I have had only one strong supporter who heard of my name change, sent immediate support and celebration, even telling me she’d changed my name on her phone. Hard to explain how much this meant to me, as the silence from my usual support crew was deafening.

I did have one very brave friend tell me truthfully that she would encourage me to cancel this plan. Love to her. At least I know for sure what she’s thinking. I have had another friend send positive acknowledgement upon realising it had been lacking. My gratitude for her love also.

Overall concensus – Sylvie’s gone mad again. This is some mad attention-seeking behaviour. She’ll regret it…

However, I’m getting divorced. Again. I like my divorces. They always turn out better than my marriages.

Up until this point, I have kept my husband’s name, as it is also my children’s name. But its not my name. Point of fact, we actually only formalised our union with a marriage contract in the first place because our children wanted us all to have the same last name. At that time we had been quite content as a family unit without consistent branding.

Anyway, wearing my husband’s name no longer fits. But neither does my maiden name. I first married at 19. At that age I had no concept of what a different human-being I would be given 25 years of messy growth. I did revert to that name after my first divorce, but even then it didn’t quite fit.

I always felt like I was using either the name of a husband, or the name of my father.

None of these people had ownership of me. None were exceptionally loving, involved or interested.

It was my children who brought up the subject of me changing my name. I think there’s a P!nk song we listen to where she talks about her parents divorcing, and her mother changing her name. They frame their reality from these experiences.

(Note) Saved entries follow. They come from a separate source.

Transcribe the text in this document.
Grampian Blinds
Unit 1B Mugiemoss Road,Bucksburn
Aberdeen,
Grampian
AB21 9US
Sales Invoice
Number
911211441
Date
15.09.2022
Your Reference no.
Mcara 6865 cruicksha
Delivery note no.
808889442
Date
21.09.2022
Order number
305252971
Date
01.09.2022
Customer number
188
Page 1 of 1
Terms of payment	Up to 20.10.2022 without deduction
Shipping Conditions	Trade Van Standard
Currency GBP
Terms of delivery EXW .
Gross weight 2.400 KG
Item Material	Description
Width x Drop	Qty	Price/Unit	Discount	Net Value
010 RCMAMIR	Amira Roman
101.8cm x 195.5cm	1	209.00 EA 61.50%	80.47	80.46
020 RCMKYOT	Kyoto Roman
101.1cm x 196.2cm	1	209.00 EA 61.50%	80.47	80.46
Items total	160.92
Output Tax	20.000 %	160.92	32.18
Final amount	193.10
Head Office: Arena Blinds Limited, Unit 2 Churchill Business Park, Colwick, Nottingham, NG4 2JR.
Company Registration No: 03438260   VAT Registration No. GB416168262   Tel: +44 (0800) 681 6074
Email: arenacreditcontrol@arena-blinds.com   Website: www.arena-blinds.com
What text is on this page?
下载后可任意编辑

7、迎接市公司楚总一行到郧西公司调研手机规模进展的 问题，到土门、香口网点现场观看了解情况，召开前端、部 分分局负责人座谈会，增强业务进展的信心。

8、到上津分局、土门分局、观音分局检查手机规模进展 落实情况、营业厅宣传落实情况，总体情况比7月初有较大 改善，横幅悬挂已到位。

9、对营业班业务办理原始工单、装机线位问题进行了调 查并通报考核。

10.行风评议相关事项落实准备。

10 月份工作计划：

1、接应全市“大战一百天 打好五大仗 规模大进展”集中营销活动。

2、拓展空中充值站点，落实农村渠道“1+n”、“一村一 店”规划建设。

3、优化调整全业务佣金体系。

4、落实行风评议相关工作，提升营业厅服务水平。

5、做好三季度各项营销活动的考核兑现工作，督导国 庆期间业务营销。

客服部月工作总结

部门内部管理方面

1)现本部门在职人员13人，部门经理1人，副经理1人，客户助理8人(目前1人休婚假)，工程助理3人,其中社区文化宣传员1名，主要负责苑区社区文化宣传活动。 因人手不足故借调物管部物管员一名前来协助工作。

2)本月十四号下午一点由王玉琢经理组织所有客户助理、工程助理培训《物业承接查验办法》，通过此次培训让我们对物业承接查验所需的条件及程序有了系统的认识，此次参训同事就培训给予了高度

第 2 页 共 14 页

It played on my mind. Reverting to my maiden name kinda felt like cutting my kids out. I wanted a name that held all of us. That represented the four of us, now we are no longer five.

A series of events conspired to give me the answer, culminating in a dream where the choice was obvious. (Sometimes I’m a bit slow reading subtle life messages as I charge through my day like a single parent of three kids).

I ran into a friend that I hadn’t caught up with for years. I was talking about Team KAOS, as that’s how I’ve signed greeting cards from all of us for a few years now. K.A.O.S. Kesi, Anton, Onawa, Sylvie. We were laughing about how appropriate it was for our crazy life…!

So there it was. We were already using it.

Yes, the ‘chaotic life’ thing is the first joke people make when they hear my new name. There is also the occasional “Get Smart” comment from those old enough to remember it. Yes, I already have a cat called Chaos Magik. But these weird factors were only funny really because the name does fit so perfectly.

No. I’m not changing my children’s names. Their names are their names. Their family name. We still have family photos on the wall. Their father will always be their father.

In the end, the name was already there, already in use, and waiting for me to breathe life into it. For me it holds my family. Believe me, Kaos was the best choice of acronym even given the connotations. The only other choice would have been ‘Soak’. And frankly, those connotations are more disturbing.